Quando me encontrei com o Raul Seixas no Porto do Baé

Ilustração no estilo cubista de um cantor com violão e lendo um bilhete

Os anos noventa davam os seus últimos suspiros. Principiava o século XXI e a moçada local, assim como hoje, se aglomerava no Porto do Baé. Muitos iam lá porque era ali que extravasavam a oba...oba, disputavam um beijo da menina mais bonita ou do menino mais bonito e, claro, se embriagavam ao som de músicas que eram hits naquela época. Era bom quando havia algum show na recém-inaugurada "arena acústica", mas como é do conhecimento geral, ali só borbulhava e, ainda borbulha, alguma apresentação mesmo, apenas nos sequiosos meses do ano quando surge a aprazível praia. Nos outros meses o que se notava era a correria do Araguaia rumo ao Tocantins e a vastidão de mesas e latinhas nos quiosques, cada um com o seu público específico. Uns ostentavam o sertanejo, alguns o pagode, outros a MPB e, lógico, um ou outro oferecia o futebol ao vivo e via cabo. O rock começava a se emudecer por aquelas paragens.

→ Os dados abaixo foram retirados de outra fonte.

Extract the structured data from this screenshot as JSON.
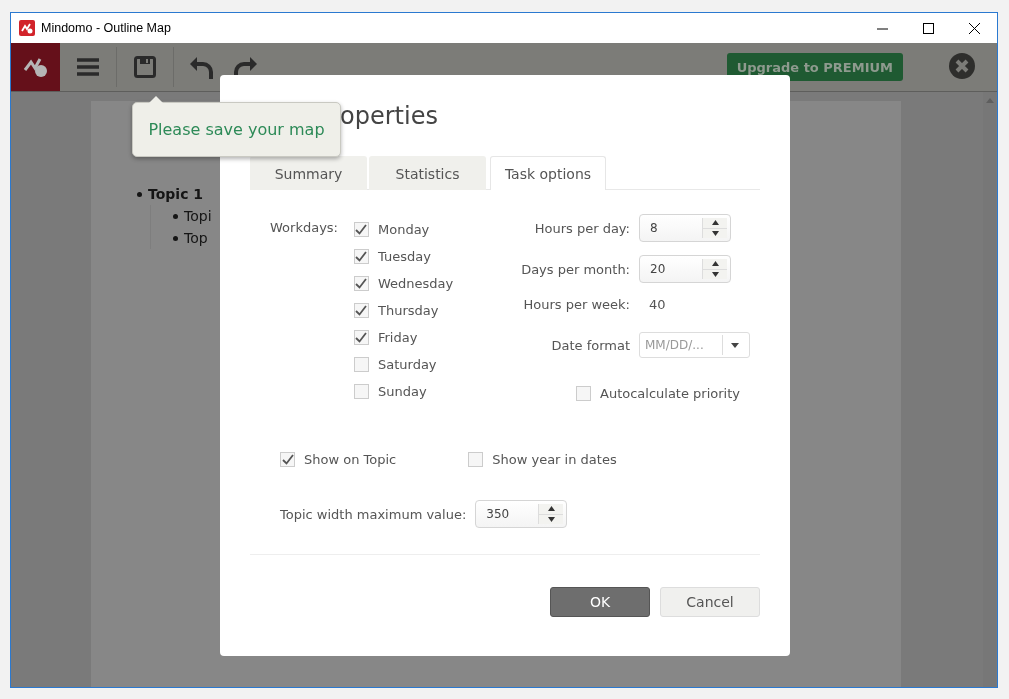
{
  "window": {
    "title": "Mindomo - Outline Map"
  },
  "toolbar": {
    "upgrade_button": "Upgrade to PREMIUM"
  },
  "outline": {
    "items": [
      {
        "text": "Topic 1",
        "children": [
          {
            "text": "Topi"
          },
          {
            "text": "Top"
          }
        ]
      }
    ]
  },
  "tooltip": {
    "text": "Please save your map"
  },
  "dialog": {
    "title": "operties",
    "tabs": [
      {
        "label": "Summary",
        "selected": false
      },
      {
        "label": "Statistics",
        "selected": false
      },
      {
        "label": "Task options",
        "selected": true
      }
    ],
    "workdays": {
      "label": "Workdays:",
      "days": [
        {
          "label": "Monday",
          "checked": true
        },
        {
          "label": "Tuesday",
          "checked": true
        },
        {
          "label": "Wednesday",
          "checked": true
        },
        {
          "label": "Thursday",
          "checked": true
        },
        {
          "label": "Friday",
          "checked": true
        },
        {
          "label": "Saturday",
          "checked": false
        },
        {
          "label": "Sunday",
          "checked": false
        }
      ]
    },
    "hours_per_day": {
      "label": "Hours per day:",
      "value": "8"
    },
    "days_per_month": {
      "label": "Days per month:",
      "value": "20"
    },
    "hours_per_week": {
      "label": "Hours per week:",
      "value": "40"
    },
    "date_format": {
      "label": "Date format",
      "value": "MM/DD/..."
    },
    "autocalculate_priority": {
      "label": "Autocalculate priority",
      "checked": false
    },
    "show_on_topic": {
      "label": "Show on Topic",
      "checked": true
    },
    "show_year_in_dates": {
      "label": "Show year in dates",
      "checked": false
    },
    "topic_width": {
      "label": "Topic width maximum value:",
      "value": "350"
    },
    "buttons": [
      {
        "label": "OK",
        "kind": "primary"
      },
      {
        "label": "Cancel",
        "kind": "secondary"
      }
    ]
  }
}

Minha turma andava meio caída, mutuamente, o relacionamento amoroso e o projeto de viver da arte de muitos de nós, fracassaram. De repente porque o mundo adulto e capitalista batia à porta com voracidade. Alguns arrumaram as malas e fugiram para a capital mais próxima atrás de um emprego e os que ficaram por aqui assim como os que partiram, desfizeram as suas bandas, engavetaram seus inacabados livros, artesanatos e quadros. Enfim, o sonho abaixou a guarda para levar uma bofetada: a busca por grana na laboral competição por detrás de um balcão, sobre os selins das bicicletas, assentos de motos ou num piso de fábrica qualquer... afim do sustento e da conclusão do curso universitário que corresponderia às necessidades do mercado... Alicerce para o futuro. Deveras, a vocação hibernaria!

Havíamos nos desmembrados, agora era cada um por si.

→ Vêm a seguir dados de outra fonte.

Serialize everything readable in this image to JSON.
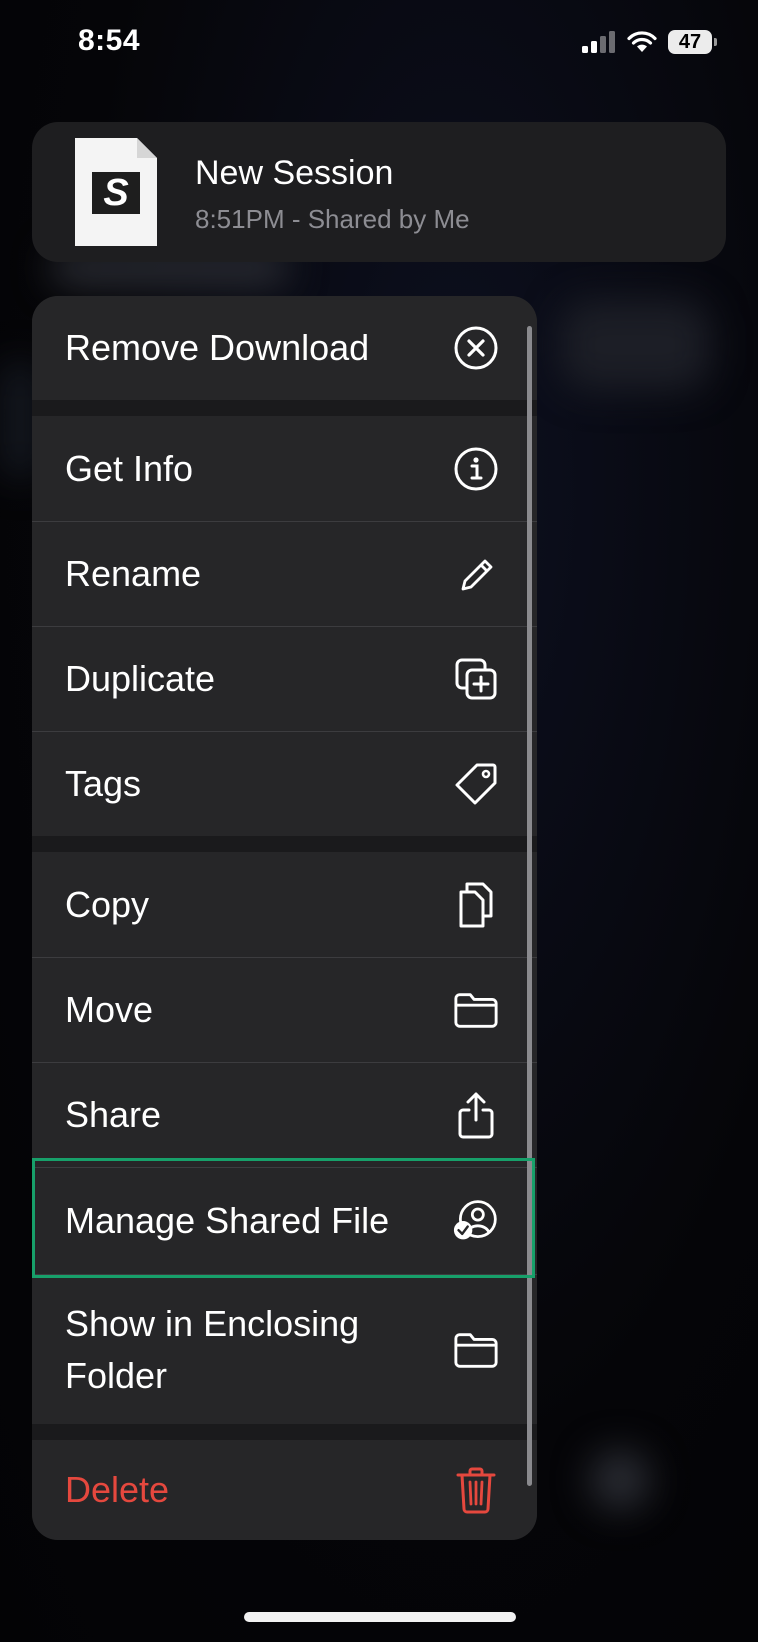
{
  "status_bar": {
    "time": "8:54",
    "battery": "47"
  },
  "preview": {
    "title": "New Session",
    "subtitle": "8:51PM - Shared by Me",
    "thumb_letter": "S"
  },
  "menu": {
    "remove_download": "Remove Download",
    "get_info": "Get Info",
    "rename": "Rename",
    "duplicate": "Duplicate",
    "tags": "Tags",
    "copy": "Copy",
    "move": "Move",
    "share": "Share",
    "manage_shared_file": "Manage Shared File",
    "show_in_enclosing_folder_line1": "Show in Enclosing",
    "show_in_enclosing_folder_line2": "Folder",
    "delete": "Delete"
  },
  "colors": {
    "destructive": "#e5483e",
    "highlight": "#17a06a",
    "menu_bg": "#262628"
  },
  "icons": {
    "remove_download": "xmark-circle-icon",
    "get_info": "info-circle-icon",
    "rename": "pencil-icon",
    "duplicate": "plus-square-on-square-icon",
    "tags": "tag-icon",
    "copy": "doc-on-doc-icon",
    "move": "folder-icon",
    "share": "share-icon",
    "manage_shared_file": "person-crop-circle-badge-checkmark-icon",
    "show_in_enclosing_folder": "folder-icon",
    "delete": "trash-icon"
  }
}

Quando chegaram os primeiros anos do novo milênio. Nas noites mais doídas eu saia pelas mesmas ruas e pontos de encontros na busca de um farol, algo que me direcionasse à antiga sensação, "sintomas de saudade". Entretanto, era inútil, pois mesmo que eu encontrasse alguma pista ou rastro, os mesmos não me levavam a lugar nenhum e sempre dava no mesmo vazio.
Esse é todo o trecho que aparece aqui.